Our response is predicated upon those facts and the specific situation
summarized above. You are advised that subsequent statutory or administrative
rule changes or judicial interpretations of the statutes or rules upon
which this advice is based may subject similar future transactions to
a different treatment from that which is expressed in this response.
You are further advised that this response, your request, and related
backup documents are public records under Chapter 119, F.S., and are subject
to disclosure to the public under the conditions of s. 213.22, F.S. Confidential
information must be deleted before public disclosure. In an effort to
protect confidentiality, we request you provide the undersigned with an
edited copy of your request for Technical Assistance Advisement, the backup
material and this response, deleting names, addresses, and any other details
which might lead to identification of the taxpayer. Your response should
be received by the Department within 10 days of the date of this letter.
Sincerely,
Sara D. Faulkenberry Senior Tax Specialist Technical Assistance and Dispute
Resolution
Control # 138259
End Notes:
1 The issue addressed in TAA 09A-045 involved whether the contract between a utility company and a management company created a taxable license to use real property. Taxpayer cites a statement made in the TAA to the effect that “[a] management agreement is typically in the nature of an employment contract, under which the [m]anager would be considered as in the nature of an agent or employee….” However, Taxpayer also states that the contractual intent of the parties governs. Therefore, the proper focus of this TAA should be on the specific facts at issue and not a general statement as to what is “typical.” Since the facts of the 2009 TAA are so far removed from those found here, the holding of the 2009 TAA can have no bearing here.
2 The Cantor case has been cited and discussed dozens of times by other Florida courts. However, no case involved facts substantially similar to those herein. Therefore, in the interests of brevity, the Department declines to cite and analyze those cases here.

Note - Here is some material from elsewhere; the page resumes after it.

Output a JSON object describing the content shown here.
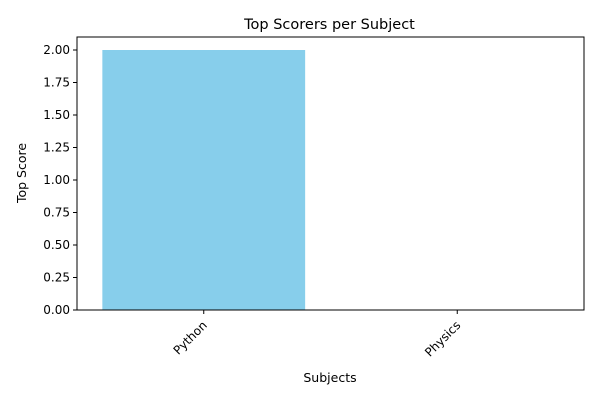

3 Taxpayer did not provide a copy of the General Conditions. All references to specific provisions are based on a sample copy obtained from the American Institute of Architect’s website.
4 Taxpayer provided a copy of a document titled “Addendum to Agreement by and between Owner and Manager,” which specifically states that “Manager is engaged by Owner as Agent for Owner to provide professional services of management of Work as defined and set forth in Agreement.” However, section 9.2.2 of the Standard Agreement provides that the Agreement and other documents incorporated by reference represent the entire agreement, and may only be amended by a written instrument signed by both parties. The addendum is not mentioned in the Standard Agreement and is not signed by either party; therefore, it cannot be considered as part of the contract.